Local residents said Ahmad and Abdullah Al-Jamal were part of an extended family that had a number of ties to Hamas. Mosques throughout Gaza are controlled by Hamas, and imams serve with the approval of the terror group. Ahmad’s brother Abdelrahman Al-Jamal is a Hamas lawmaker in Gaza’s legislative council.

Abdullah was a freelance contributor to the Palestine Chronicle, a pro-Palestinian news website based in the U.S. He also worked for the Hamas-run news agency Palestine Now, according to Gaza’s government media office, which noted his death, and had served as a spokesman for Gaza’s Hamas-run Ministry of Labor.

He made no secret of his support for the Hamas-led attack on southern Israel on Oct. 7, in which nearly 1,200 people were killed, most of them civilians. 

“Praise be to God…Oh G-d, guide us…Oh G-d, guide us…Oh G-d, guide us…Oh G-d, grant us the victory you promised,” Abdullah posted on Facebook on Oct. 7.

The Palestine Chronicle said it was saddened by his death and denied he was involved in holding the Israeli hostages.

(YWN Israel Desk – Jerusalem)



5 Responses

  1. Secret?

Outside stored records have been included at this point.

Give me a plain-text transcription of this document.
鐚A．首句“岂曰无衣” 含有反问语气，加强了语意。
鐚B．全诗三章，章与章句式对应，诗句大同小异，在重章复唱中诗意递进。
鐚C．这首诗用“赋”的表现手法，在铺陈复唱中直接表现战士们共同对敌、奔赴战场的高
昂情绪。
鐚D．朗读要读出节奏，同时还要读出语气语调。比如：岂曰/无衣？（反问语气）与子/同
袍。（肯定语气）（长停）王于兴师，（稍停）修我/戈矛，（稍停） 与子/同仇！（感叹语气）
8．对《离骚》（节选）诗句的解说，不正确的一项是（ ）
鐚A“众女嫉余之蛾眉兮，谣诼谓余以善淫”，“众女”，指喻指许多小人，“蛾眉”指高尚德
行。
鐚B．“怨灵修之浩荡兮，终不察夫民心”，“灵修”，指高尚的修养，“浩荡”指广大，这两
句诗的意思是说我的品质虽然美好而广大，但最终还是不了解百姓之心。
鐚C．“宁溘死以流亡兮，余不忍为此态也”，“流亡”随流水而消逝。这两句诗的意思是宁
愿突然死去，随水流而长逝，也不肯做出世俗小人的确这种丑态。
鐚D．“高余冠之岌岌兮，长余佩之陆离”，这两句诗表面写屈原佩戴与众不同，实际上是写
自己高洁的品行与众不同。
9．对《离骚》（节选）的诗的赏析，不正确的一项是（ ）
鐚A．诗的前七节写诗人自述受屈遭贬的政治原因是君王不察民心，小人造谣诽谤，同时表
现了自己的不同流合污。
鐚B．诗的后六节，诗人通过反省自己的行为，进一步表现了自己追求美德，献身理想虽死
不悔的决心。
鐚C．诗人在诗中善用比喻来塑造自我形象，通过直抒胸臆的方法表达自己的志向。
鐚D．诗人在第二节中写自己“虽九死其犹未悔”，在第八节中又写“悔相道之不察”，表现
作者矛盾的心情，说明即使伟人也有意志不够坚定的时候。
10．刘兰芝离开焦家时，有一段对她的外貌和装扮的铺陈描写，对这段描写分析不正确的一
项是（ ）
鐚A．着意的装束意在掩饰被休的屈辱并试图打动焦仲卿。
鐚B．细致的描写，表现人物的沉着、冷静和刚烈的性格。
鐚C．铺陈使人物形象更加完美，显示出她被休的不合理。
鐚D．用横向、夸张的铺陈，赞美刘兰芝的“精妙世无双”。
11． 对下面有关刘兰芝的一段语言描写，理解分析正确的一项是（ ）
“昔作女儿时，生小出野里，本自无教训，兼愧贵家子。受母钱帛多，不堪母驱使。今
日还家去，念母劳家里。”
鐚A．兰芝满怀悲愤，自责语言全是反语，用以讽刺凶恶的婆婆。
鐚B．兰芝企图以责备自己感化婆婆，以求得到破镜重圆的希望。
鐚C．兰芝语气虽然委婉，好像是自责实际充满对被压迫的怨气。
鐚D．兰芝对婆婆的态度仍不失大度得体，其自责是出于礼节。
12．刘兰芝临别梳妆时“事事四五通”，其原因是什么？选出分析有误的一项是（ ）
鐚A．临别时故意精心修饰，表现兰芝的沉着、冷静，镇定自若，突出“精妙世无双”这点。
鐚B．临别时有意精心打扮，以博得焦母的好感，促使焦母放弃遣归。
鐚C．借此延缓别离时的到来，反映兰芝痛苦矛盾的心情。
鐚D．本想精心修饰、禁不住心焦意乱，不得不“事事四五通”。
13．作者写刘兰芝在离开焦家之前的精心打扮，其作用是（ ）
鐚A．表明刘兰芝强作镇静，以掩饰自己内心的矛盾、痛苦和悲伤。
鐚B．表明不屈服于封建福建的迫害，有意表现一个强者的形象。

What do you expect them to say? An American reporter asks people “Are you a war criminal?”, and it is a case where their side is losing the war, do you really expect them to answer other than to deny their involvement.

  2. Wow, the last paragraph is the best ending! It’s day outside but I deny it 🤔. I mean the guy lived in the apartment, he was killed there! He just so happened to be there at that moment?

  3. ” few people in the densely populated area in central Gaza knew of the secret”
    So he admits that a ”few” people knew about it. And there is no follow up question of ”How many is a few”????
    They all knew. Every. single. one.